第一に、国内の数学・物理・暗号学の研究室が、こうした AI を使えるかどうかで研究のスピードが大きく変わる可能性があります。日本は AI for Math の研究投資が欧米に比べてゆっくりですが、Google の API や OSS 公開がいつ・どの形で来るかで、国内アカデミアの動きが追従しやすくなる、しにくくなるが分かれます。
第二に、AI が研究レベルの問題に踏み込めるなら、創薬の分子設計、材料科学のシミュレーション、暗号方式の安全性証明など、隣接領域に波及する可能性が出てきます。歴史を振り返ると、純粋数学の進展は半世紀かけて応用に降りてくることが多いので、すぐ生活に効く話ではありませんが、長期で見ると地味に効く方の話です。

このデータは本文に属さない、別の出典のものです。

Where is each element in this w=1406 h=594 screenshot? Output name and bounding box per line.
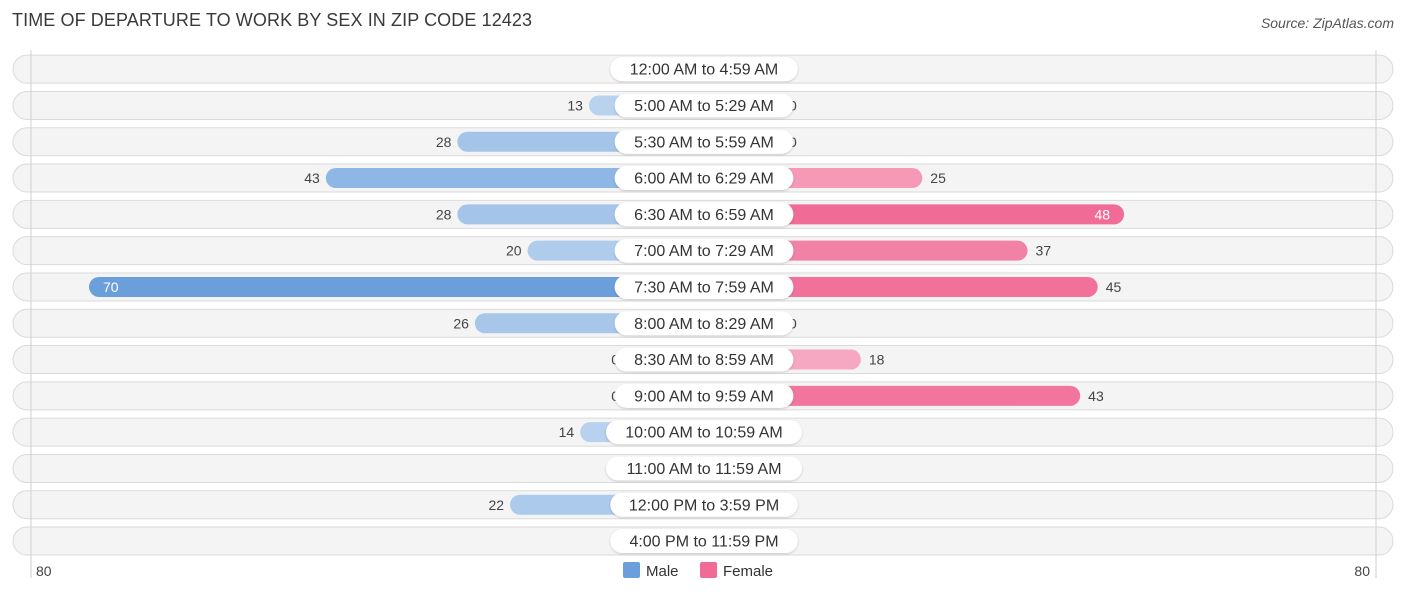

中学生でもわかる比喩で書くと、こんな感じになります。
数学者が未解決問題を考えるとき、頭の中ではたくさんの「もしこの方向に進んだら、こうなるはず」という枝分かれを試しています。人間の研究者がこの枝分かれを全部試すのは、寿命が足りません。これまでは、勘と経験で「筋がよさそうな枝」だけを掘っていく、という戦略を取ってきました。
AI for Math は、この枝分かれ探索の補助役として働きます。今回の AI Co-Mathematician は、単発の問答モデルではなく、非同期で複数 workstream を走らせ、失敗した仮説も保存し、reviewer agent が穴を指摘する ワークベンチです。群論のケースでも、最初の証明案はそのまま通らず、reviewer agent が欠陥を見つけ、その指摘を見た Lackenby が「ここなら埋められる」と気づいて完成へ進んだ、と論文は説明しています。
面白いのは、AI が出してくる「筋がよさそうな道」が、人間の数学者が直感では見落としていた角度から来ることがある点です。
正直なところ、完全な定理証明を AI が単独で書いたわけではない、というのが現状です。今回の研究で達成されたのは、ベンチマークでのハイスコア更新と、研究者との協働による進展です。
これは、研究現場にとってはありがたい一歩ですが、過剰に「AI が数学者を超えた」と語るのは早計です。数学のフロンティアでは、定理を「証明する」だけでなく、「面白い問題を選ぶ」「適切に定式化する」「数学的に意味のある一般化を見つける」といった、判断系の仕事が大量にあります。AI はまだその大部分を、人間に頼っている段階です。
半年〜1 年で見ると、Google・DeepMind・OpenAI・Anthropic を含めた AI for Math 競争はさらに激しくなるでしょう。今回の論文は、モデル単体の賢さより 編成された workbench の強さ を前に出しています。半年以内に、別の分野で同じような「研究者インザループ」型の成果が続く可能性は高そうです。
3 年で見ると、AI を相棒として使うのが当たり前の数学研究者が、欧米の主要大学から増えていきます。日本の大学院生にとっては、博士論文の研究設計に AI を組み込めるかどうかが、研究効率の差として見えてくる時代が、そう遠くなさそうです。
要は、これまで「人間しかできない」とされた領域に、AI が共同作業者として隣に座る未来が、研究現場では先行して始まっているということなんですね。日本でも、研究室の選び方や、修士・博士の進路を考える人にとっては、AI for Math の進展が地味に効いてきます。AI が数学者と並んで歩く時代は、まだ始まったばかりですね。